The platform, which, among others, comprises media representatives from different states of the country, and head of public relations unit and zonal coordinators of NACA, is expected to also focus on the ways media report HIV/AIDS in the country.
Inaugurating the platform, the Director General (DG)  of the NACA, Dr GamboAliyu, said, “the platform is expected to create more awareness  on HIV, and also change the way the media reports it, using the best approach”.
The Director General who was represented at the occasion by the South-West Zonal Coordinator of the agency, Raheem Mohammed, said the media was a critical stakeholder in the agency’s partnership efforts towards getting messages across to the public, and hence ending the epidemic by 2030.
“Media involvement, engagement and support is key in HIV  response to ensure synergy in what the media reports and what NACA does”, he said.
According to him, NACA “is concentrating on building media capacity because it is a powerful tool in catalysing change at individual, community and policy levels.

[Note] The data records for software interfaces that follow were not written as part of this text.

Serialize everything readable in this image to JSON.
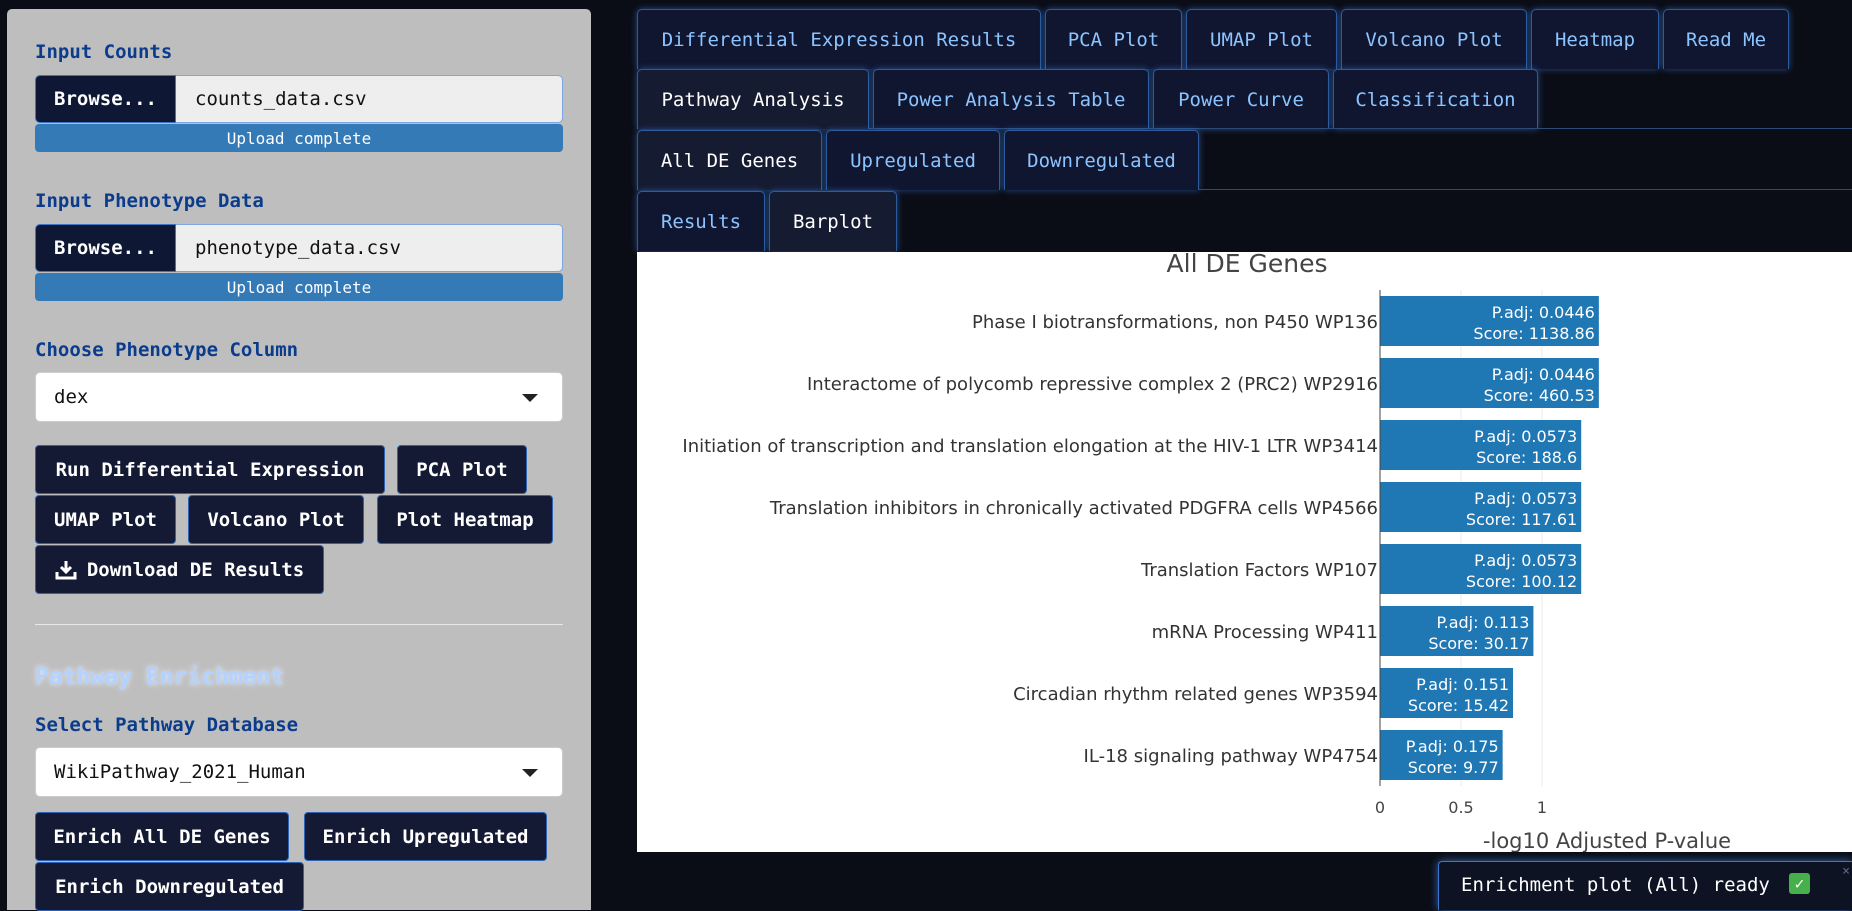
{
  "sidebar": {
    "counts": {
      "label": "Input Counts",
      "browse": "Browse...",
      "file": "counts_data.csv",
      "status": "Upload complete"
    },
    "pheno": {
      "label": "Input Phenotype Data",
      "browse": "Browse...",
      "file": "phenotype_data.csv",
      "status": "Upload complete"
    },
    "column": {
      "label": "Choose Phenotype Column",
      "value": "dex"
    },
    "buttons": {
      "run_de": "Run Differential Expression",
      "pca": "PCA Plot",
      "umap": "UMAP Plot",
      "volcano": "Volcano Plot",
      "heatmap": "Plot Heatmap",
      "download": "Download DE Results"
    },
    "pathway": {
      "heading": "Pathway Enrichment",
      "db_label": "Select Pathway Database",
      "db_value": "WikiPathway_2021_Human",
      "enrich_all": "Enrich All DE Genes",
      "enrich_up": "Enrich Upregulated",
      "enrich_down": "Enrich Downregulated"
    }
  },
  "tabs": {
    "row1": [
      "Differential Expression Results",
      "PCA Plot",
      "UMAP Plot",
      "Volcano Plot",
      "Heatmap",
      "Read Me"
    ],
    "row2": [
      "Pathway Analysis",
      "Power Analysis Table",
      "Power Curve",
      "Classification"
    ],
    "sub": [
      "All DE Genes",
      "Upregulated",
      "Downregulated"
    ],
    "view": [
      "Results",
      "Barplot"
    ]
  },
  "chart_data": {
    "type": "bar",
    "orientation": "horizontal",
    "title": "All DE Genes",
    "xlabel": "-log10 Adjusted P-value",
    "ylabel": "",
    "xlim": [
      0,
      1.45
    ],
    "xticks": [
      0,
      0.5,
      1
    ],
    "xtick_labels": [
      "0",
      "0.5",
      "1"
    ],
    "grid": true,
    "bar_color": "#1f77b4",
    "categories": [
      "Phase I biotransformations, non P450 WP136",
      "Interactome of polycomb repressive complex 2 (PRC2)  WP2916",
      "Initiation of transcription and translation elongation at the HIV-1 LTR WP3414",
      "Translation inhibitors in chronically activated PDGFRA cells WP4566",
      "Translation Factors WP107",
      "mRNA Processing WP411",
      "Circadian rhythm related genes WP3594",
      "IL-18 signaling pathway WP4754"
    ],
    "values": [
      1.351,
      1.351,
      1.242,
      1.242,
      1.242,
      0.947,
      0.821,
      0.757
    ],
    "padj_labels": [
      "P.adj: 0.0446",
      "P.adj: 0.0446",
      "P.adj: 0.0573",
      "P.adj: 0.0573",
      "P.adj: 0.0573",
      "P.adj: 0.113",
      "P.adj: 0.151",
      "P.adj: 0.175"
    ],
    "score_labels": [
      "Score: 1138.86",
      "Score: 460.53",
      "Score: 188.6",
      "Score: 117.61",
      "Score: 100.12",
      "Score: 30.17",
      "Score: 15.42",
      "Score: 9.77"
    ]
  },
  "toast": {
    "message": "Enrichment plot (All) ready",
    "icon": "check-mark-icon",
    "close": "×"
  },
  "colors": {
    "sidebar_bg": "#bebebe",
    "label": "#0b3c8c",
    "button_bg": "#141a33",
    "progress": "#337ab7",
    "tab_text": "#8cc4ff",
    "bar": "#1f77b4"
  }
}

“NACA’s vision in the National HIV strategic framework is for Nigeria to be a nation of people with functional knowledge of HIV/AIDS.
“The Agency is focused on increasing visibility of the HIV responses by steadfastly strengthening the strategic partnerships among stakeholders at all levels.
 ”We are concentrating on building media’s capacity as a powerful tool to catalyse change at individual, community and policy levels. Ours is to equip them and see how essential it is that all populations are well informed and knowledgeable about the risks of HIV infection, prevention, treatment and care for ending the HIV and AIDS epidemic in Nigeria,” the NACA boss said.
Speaking at the occasion, the Chief of Party, Johns Hopkins” Programme for International Education in Gyncology (Jhpiego), Emmanuel Atuma, said the platform was expected to be a rallying point that would shape discussion on HIV, and continually keep it on the front burner.
He said the training workshop was deliberately tailored for the media as an important move towards consolidating on the value of institutional partnerships, as well as collaboration with the mass media to ensure that the media became significantly involved in the forefront of HIV and AIDS response in Nigeria.
“The current National HIV strategic framework recognises that strengthening the use of social media platforms and traditional media to communicate a health promotion agenda is vitally important. Media is a strategic ally in the fight to end HIV/AIDS in Nigeria”, he stated, adding that “training journalists and setting up of HIV advocacy platform at the national level is therefore an excellent initiative by NACA”.
He continued that, “the media is strategically positioned to promote safer behaviour by challenging the norms, values and culture that fuel risky behaviour, if they are well informed.
“This  four-day training will additionally equip the media with skills in designing effective change programmes, developing stories that create impact, as well as advocacy skills –how they can maximise the power of the media as an advocacy agent to catalyse social change and influence HIV related policies,” he said.
DrAliyu also used the opportunity to inform participants that President MuhammaduBuhari would launch  a national trust fund on HIV before the end of this year.
He said the trust fund would help lift the heavy burden on the government for domestic funding and ownership of the HIV response.
“We have gotten the commitment of all those that matter in the private sector for the trust fund,” he said.
The workshop, which was held  in Lagos, was in collaboration with the Johns Hopkins Program for International Education in Gynecology and Obstetrics (Jhpiego).